Шрифт:
«Разрушитель» был слишком вёрток для планетарных пушек.
…У Феликса Кришеина оставалось примерно три секунды, чтобы понять, что происходит. Самые страшные секунды в его обрывающейся жизни.
Звёздный Дом взорвался изнутри. Клубящееся пламя хлынуло в пустоту, словно там, внутри, весь воздух обратился в одно огненное облако. Разнося переборки и стены, дробя и плавя броню, оно, это облако, чудовищным зверем глянуло в лицо Великой Пустоте… и умерло, поражённое вечным холодом. Гореть здесь было больше нечему.
Чёрный и мёртвый остов плыл по орбите дальше…
* * *
– Мы не успели, – Исайя схватился за голову. Орбитальная станция медленно двигалась под ними. Точнее, её скелет.
– Какие потери, какие потери!.. – шептал координатор.
– Вижу её, – разлепил спёкшиеся губы Твердислав.
Внутри у него всё ходило ходуном. Неужели ему сейчас придётся схватиться с Джейаной, с его Джей, с которой проведено вместе столько сладких ночей, с которой они дрались плечом к плечу и поднимали клан в атаку?.. Неужто им сейчас придётся убивать друг друга?

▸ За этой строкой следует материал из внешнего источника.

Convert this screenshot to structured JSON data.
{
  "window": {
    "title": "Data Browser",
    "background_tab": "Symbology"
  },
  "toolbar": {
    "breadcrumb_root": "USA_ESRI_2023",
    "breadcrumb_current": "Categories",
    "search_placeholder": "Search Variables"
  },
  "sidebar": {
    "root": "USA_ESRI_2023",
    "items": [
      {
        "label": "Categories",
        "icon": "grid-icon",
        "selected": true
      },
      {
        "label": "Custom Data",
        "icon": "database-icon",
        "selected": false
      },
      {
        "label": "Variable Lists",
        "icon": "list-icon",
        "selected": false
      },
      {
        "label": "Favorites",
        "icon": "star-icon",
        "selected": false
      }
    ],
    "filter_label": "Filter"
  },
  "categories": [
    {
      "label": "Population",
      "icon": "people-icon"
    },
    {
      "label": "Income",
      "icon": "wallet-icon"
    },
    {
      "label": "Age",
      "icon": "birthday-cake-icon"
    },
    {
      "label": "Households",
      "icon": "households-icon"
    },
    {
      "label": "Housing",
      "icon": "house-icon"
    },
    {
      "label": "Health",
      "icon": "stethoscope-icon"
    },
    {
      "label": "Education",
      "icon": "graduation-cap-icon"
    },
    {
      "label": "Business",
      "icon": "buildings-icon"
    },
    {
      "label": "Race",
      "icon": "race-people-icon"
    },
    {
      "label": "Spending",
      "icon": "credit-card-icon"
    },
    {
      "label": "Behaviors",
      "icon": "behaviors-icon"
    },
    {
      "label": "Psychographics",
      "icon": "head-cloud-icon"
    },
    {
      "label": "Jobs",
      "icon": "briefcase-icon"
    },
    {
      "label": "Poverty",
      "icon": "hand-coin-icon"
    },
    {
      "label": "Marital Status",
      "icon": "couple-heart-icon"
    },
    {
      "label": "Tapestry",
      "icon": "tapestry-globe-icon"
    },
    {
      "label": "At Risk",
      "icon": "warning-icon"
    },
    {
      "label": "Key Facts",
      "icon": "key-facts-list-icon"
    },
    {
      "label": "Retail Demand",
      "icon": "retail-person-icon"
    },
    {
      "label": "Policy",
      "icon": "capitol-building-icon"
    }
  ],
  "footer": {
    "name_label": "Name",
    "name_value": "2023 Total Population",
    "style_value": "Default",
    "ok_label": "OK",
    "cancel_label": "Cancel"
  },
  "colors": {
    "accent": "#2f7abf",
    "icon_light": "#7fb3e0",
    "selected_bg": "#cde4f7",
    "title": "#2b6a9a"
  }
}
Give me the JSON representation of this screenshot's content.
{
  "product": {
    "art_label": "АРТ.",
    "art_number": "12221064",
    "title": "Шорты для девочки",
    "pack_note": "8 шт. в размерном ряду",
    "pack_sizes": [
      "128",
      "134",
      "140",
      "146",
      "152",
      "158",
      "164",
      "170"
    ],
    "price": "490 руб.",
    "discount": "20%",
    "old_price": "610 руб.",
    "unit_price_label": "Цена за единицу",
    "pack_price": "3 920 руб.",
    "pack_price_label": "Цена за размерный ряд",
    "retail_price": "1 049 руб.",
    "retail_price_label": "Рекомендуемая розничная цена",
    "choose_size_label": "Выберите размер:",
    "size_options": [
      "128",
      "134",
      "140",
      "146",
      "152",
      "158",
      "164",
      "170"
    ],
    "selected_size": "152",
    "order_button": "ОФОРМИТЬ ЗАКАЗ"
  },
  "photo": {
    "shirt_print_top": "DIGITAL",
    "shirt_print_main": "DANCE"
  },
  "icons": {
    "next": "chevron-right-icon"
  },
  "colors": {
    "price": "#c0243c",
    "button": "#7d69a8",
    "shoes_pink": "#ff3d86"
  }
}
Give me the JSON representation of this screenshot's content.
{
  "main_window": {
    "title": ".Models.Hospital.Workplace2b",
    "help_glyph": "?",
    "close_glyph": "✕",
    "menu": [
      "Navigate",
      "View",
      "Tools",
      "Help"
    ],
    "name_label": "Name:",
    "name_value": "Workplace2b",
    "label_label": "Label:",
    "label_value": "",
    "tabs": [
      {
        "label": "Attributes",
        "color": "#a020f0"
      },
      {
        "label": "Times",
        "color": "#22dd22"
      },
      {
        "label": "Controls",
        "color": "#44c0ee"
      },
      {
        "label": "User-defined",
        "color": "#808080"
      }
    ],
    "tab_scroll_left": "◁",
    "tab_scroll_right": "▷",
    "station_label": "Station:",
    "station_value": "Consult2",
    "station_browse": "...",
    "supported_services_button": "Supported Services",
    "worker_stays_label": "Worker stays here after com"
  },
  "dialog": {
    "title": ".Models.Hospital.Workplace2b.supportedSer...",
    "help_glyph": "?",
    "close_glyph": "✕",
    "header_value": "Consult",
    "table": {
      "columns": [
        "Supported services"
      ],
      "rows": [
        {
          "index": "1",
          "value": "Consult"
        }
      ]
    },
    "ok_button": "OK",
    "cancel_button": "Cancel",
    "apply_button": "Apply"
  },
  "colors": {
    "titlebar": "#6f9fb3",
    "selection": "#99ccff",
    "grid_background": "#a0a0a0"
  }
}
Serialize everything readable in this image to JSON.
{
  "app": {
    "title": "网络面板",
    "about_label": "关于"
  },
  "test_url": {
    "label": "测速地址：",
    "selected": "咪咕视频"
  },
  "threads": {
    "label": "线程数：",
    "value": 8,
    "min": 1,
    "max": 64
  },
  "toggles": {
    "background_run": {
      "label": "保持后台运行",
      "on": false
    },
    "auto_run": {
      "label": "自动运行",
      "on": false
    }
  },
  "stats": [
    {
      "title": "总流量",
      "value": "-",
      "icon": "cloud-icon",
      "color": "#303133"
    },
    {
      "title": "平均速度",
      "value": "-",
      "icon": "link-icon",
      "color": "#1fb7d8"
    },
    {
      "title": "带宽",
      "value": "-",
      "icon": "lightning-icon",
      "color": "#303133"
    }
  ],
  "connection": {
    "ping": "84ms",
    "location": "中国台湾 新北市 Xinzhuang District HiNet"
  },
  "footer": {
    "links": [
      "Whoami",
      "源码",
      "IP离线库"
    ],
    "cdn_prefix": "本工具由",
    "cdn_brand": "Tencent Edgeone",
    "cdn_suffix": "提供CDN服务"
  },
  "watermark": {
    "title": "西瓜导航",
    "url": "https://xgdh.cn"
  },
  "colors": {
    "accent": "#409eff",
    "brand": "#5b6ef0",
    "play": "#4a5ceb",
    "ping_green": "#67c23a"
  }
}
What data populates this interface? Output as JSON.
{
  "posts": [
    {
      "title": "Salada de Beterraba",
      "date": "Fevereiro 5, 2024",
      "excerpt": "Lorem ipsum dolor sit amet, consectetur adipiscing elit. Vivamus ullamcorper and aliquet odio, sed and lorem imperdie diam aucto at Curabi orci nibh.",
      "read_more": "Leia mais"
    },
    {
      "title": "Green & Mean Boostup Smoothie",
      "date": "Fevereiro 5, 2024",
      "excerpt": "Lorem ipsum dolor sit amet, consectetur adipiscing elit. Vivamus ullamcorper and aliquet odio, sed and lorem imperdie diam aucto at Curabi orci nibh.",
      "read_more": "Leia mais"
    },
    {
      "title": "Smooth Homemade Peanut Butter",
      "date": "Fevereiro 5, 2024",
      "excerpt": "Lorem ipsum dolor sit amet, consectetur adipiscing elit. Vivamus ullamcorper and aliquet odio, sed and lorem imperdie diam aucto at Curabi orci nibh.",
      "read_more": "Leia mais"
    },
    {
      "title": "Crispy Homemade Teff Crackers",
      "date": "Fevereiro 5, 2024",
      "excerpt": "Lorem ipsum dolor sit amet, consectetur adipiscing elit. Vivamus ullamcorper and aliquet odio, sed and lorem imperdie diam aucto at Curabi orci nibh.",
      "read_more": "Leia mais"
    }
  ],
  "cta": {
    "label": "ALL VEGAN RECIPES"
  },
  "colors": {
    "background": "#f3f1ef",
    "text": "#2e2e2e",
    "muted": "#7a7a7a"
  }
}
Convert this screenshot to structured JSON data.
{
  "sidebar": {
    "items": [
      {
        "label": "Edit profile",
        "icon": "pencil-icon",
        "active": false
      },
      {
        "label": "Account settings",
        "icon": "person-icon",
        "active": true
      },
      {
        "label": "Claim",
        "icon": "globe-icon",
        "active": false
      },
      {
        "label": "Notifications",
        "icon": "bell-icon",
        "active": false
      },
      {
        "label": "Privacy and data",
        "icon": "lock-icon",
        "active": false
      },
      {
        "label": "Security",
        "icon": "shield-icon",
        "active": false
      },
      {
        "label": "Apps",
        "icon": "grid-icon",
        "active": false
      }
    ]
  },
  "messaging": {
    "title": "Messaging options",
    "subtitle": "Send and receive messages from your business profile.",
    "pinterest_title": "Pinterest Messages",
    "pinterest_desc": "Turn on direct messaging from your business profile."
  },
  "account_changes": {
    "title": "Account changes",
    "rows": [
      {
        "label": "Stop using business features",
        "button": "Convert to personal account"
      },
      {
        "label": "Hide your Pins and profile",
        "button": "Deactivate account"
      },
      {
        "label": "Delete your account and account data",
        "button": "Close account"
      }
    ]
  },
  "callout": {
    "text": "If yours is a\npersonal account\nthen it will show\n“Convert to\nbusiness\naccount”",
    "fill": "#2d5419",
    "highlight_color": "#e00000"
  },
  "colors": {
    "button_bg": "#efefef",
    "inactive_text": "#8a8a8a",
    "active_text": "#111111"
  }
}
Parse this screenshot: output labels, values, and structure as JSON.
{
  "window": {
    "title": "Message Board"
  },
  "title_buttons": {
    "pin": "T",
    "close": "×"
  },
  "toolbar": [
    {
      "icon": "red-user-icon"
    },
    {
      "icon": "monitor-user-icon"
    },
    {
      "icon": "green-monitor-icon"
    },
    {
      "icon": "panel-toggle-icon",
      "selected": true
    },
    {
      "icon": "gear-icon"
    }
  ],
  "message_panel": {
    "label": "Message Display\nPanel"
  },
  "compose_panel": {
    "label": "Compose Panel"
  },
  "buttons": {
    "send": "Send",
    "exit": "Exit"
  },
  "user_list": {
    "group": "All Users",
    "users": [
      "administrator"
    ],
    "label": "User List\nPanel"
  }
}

Но задуманное ею поистине чудовищно. Невинные – там, внизу. Твердиславичи, ради которых она не щадила жизни… Как же можно, что с ней случилось?
– Постарайся подбить ей двигатели, – глухо сказал Исайя.
– Я? – опешил Твердислав.
– Конечно, ты. У меня уже не та быстрота, чтобы сладить с ней.
– А разве не машины…
– Машины – да. Но они слишком прямолинейны. Нам то и дело придётся брать управление на себя – иначе всё кончится вечной ничьей. Корабли одинаковы, и вычислители на них одинаковой мощности…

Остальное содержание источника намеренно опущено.